Dès lors, et sans entrer dans le détail de l'argumentation de Mme [B] [Y] qui entend démontrer la qualité de l'accueil de son enfant en France et son séjour régulier, la cour juge que c'est à bon droit que la caisse d'allocations familiales lui a refusé le bénéfice des allocations familiales pour son enfant [E].
Le jugement sera confirmé.
En raison de la confirmation prononcée, Mme [B] [Y] sera déboutée de ses demandes de dommages et intérêts et d'astreinte.
Sur les dépens
Aux termes de l'article 696 du code de procédure civile, la partie perdante est condamnée aux dépens, à moins que le juge, par décision motivée, n'en mette la totalité ou une fraction à la charge d'une autre partie.

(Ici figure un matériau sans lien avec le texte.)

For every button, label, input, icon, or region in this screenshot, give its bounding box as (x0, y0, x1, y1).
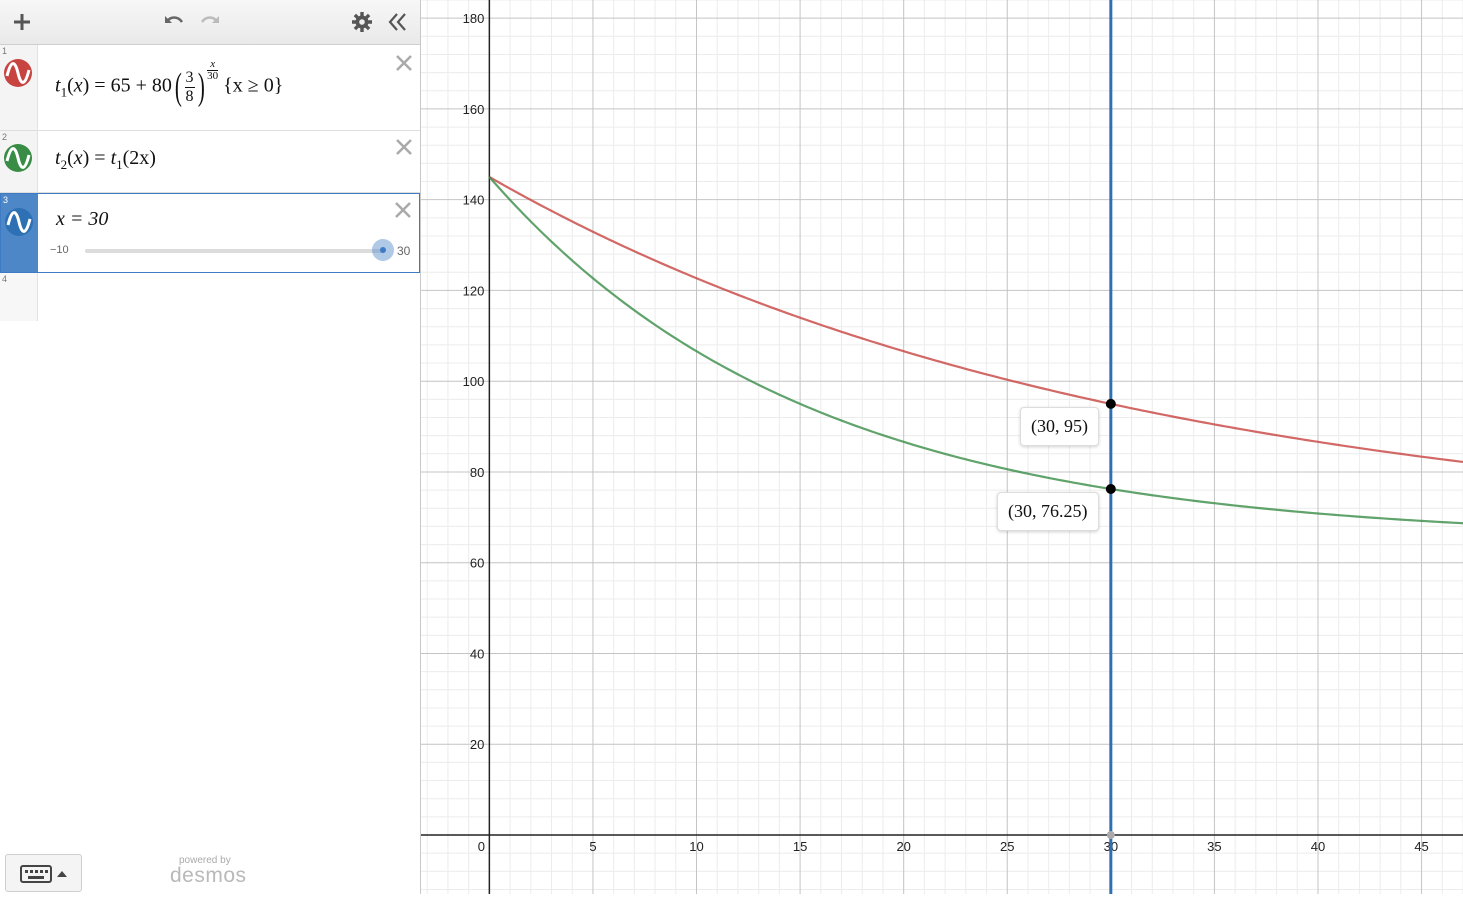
expression-toolbar (0, 0, 420, 45)
redo-button[interactable] (198, 10, 222, 34)
plus-icon (14, 14, 30, 30)
undo-icon (165, 16, 184, 23)
curve-t2 (488, 176, 1463, 525)
function-arg: x (73, 74, 83, 97)
collapse-panel-button[interactable] (386, 10, 410, 34)
close-icon (396, 55, 412, 71)
function-arg: x (73, 147, 83, 169)
x-tick-label: 5 (589, 839, 596, 854)
graph-toggle-blue-icon[interactable] (4, 207, 34, 237)
y-tick-label: 140 (463, 193, 485, 208)
add-expression-button[interactable] (10, 10, 34, 34)
expression-row-3[interactable]: 3 x = 30 −10 30 (0, 193, 420, 273)
curve-t1 (488, 176, 1463, 464)
slider-axis-marker (1106, 831, 1115, 840)
point-label-green[interactable]: (30, 76.25) (997, 492, 1099, 531)
y-tick-label: 100 (463, 374, 485, 389)
close-icon (396, 139, 412, 155)
slider-track[interactable] (85, 249, 383, 253)
undo-button[interactable] (162, 10, 186, 34)
expression-gutter: 4 (0, 273, 38, 321)
expression-gutter: 3 (1, 194, 38, 272)
slider-max-label[interactable]: 30 (397, 244, 410, 258)
equals-sign: = (94, 147, 106, 169)
expression-row-2[interactable]: 2 t2(x) = t1(2x) (0, 131, 420, 193)
keyboard-toggle-button[interactable] (5, 854, 82, 892)
gear-icon (352, 12, 372, 32)
double-chevron-left-icon (388, 13, 406, 31)
delete-expression-button[interactable] (394, 137, 414, 157)
rhs-function-arg: (2x) (122, 147, 156, 169)
slider-thumb[interactable] (372, 239, 394, 261)
exponent: x 30 (207, 58, 219, 82)
equation-rhs-start: = 65 + 80 (94, 74, 172, 97)
expression-index: 2 (2, 132, 8, 142)
expression-gutter: 1 (0, 45, 38, 130)
x-tick-label: 10 (689, 839, 703, 854)
caret-up-icon (57, 871, 67, 877)
y-tick-label: 180 (463, 11, 485, 26)
y-tick-label: 80 (470, 465, 484, 480)
redo-icon (200, 16, 219, 23)
delete-expression-button[interactable] (393, 200, 413, 220)
expression-math[interactable]: t2(x) = t1(2x) (55, 147, 156, 173)
expression-panel: 1 t1(x) = 65 + 80(3 8) x 30 {x ≥ 0} 2 t… (0, 0, 421, 894)
x-tick-label: 15 (793, 839, 807, 854)
keyboard-icon (20, 865, 67, 883)
expression-row-4-empty[interactable]: 4 (0, 273, 420, 321)
x-tick-label: 25 (1000, 839, 1014, 854)
y-tick-label: 120 (463, 283, 485, 298)
function-subscript: 1 (60, 84, 68, 100)
point-label-red[interactable]: (30, 95) (1020, 407, 1099, 446)
graph-toggle-green-icon[interactable] (3, 143, 33, 173)
intersection-point-red (1105, 398, 1116, 409)
intersection-point-green (1105, 483, 1116, 494)
x-tick-label: 0 (478, 839, 485, 854)
expression-gutter: 2 (0, 131, 38, 192)
settings-button[interactable] (350, 10, 374, 34)
delete-expression-button[interactable] (394, 53, 414, 73)
expression-index: 3 (3, 195, 9, 205)
expression-math[interactable]: t1(x) = 65 + 80(3 8) x 30 {x ≥ 0} (55, 59, 284, 109)
fraction: 38 (184, 68, 195, 105)
graph-canvas[interactable]: 0510152025303540452040608010012014016018… (421, 0, 1463, 894)
domain-restriction: {x ≥ 0} (223, 74, 284, 97)
function-subscript: 2 (60, 157, 68, 172)
y-tick-label: 20 (470, 737, 484, 752)
x-tick-label: 45 (1414, 839, 1428, 854)
expression-index: 4 (2, 274, 8, 284)
slider-min-label[interactable]: −10 (50, 244, 69, 256)
expression-index: 1 (2, 46, 8, 56)
y-tick-label: 40 (470, 646, 484, 661)
graph-toggle-red-icon[interactable] (3, 58, 33, 88)
close-icon (395, 202, 411, 218)
x-tick-label: 40 (1311, 839, 1325, 854)
graph-paper[interactable]: 0510152025303540452040608010012014016018… (421, 0, 1463, 894)
expression-math[interactable]: x = 30 (56, 208, 108, 231)
x-tick-label: 35 (1207, 839, 1221, 854)
y-tick-label: 160 (463, 102, 485, 117)
x-tick-label: 20 (896, 839, 910, 854)
expression-row-1[interactable]: 1 t1(x) = 65 + 80(3 8) x 30 {x ≥ 0} (0, 45, 420, 131)
y-tick-label: 60 (470, 556, 484, 571)
desmos-logo[interactable]: desmos (170, 864, 247, 888)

En l'espèce, Mme [B] [Y] qui succombe supportera les dépens lesquels seront recouvrés conformément aux dispositions de la loi du 10 juillet 1991 relative à l'aide juridique.
PAR CES MOTIFS,
La cour, après en avoir délibéré, par décision contradictoire,
CONFIRME en toutes ses dispositions le jugement rendu le 17 mars 2020 par le pôle social du tribunal judiciaire de Paris (RG 18-4211) ;
Y ajoutant,
DÉBOUTE Mme [B] [Y] de sa demande de dommages et intérêts et d'indemnité au titres des articles 37 et 75 de la loi du 10 juillet 1991 relative à l'aide juridique ;
DÉBOUTE les parties de toute demande autre, plus ample ou contraire ;
CONDAMNE Mme [B] [Y] aux dépens.
Prononcé par mise à disposition de l'arrêt au greffe de la cour, les parties en ayant été préalablement avisées dans les conditions prévues au deuxième alinéa de l'article 450 du code de procédure civile.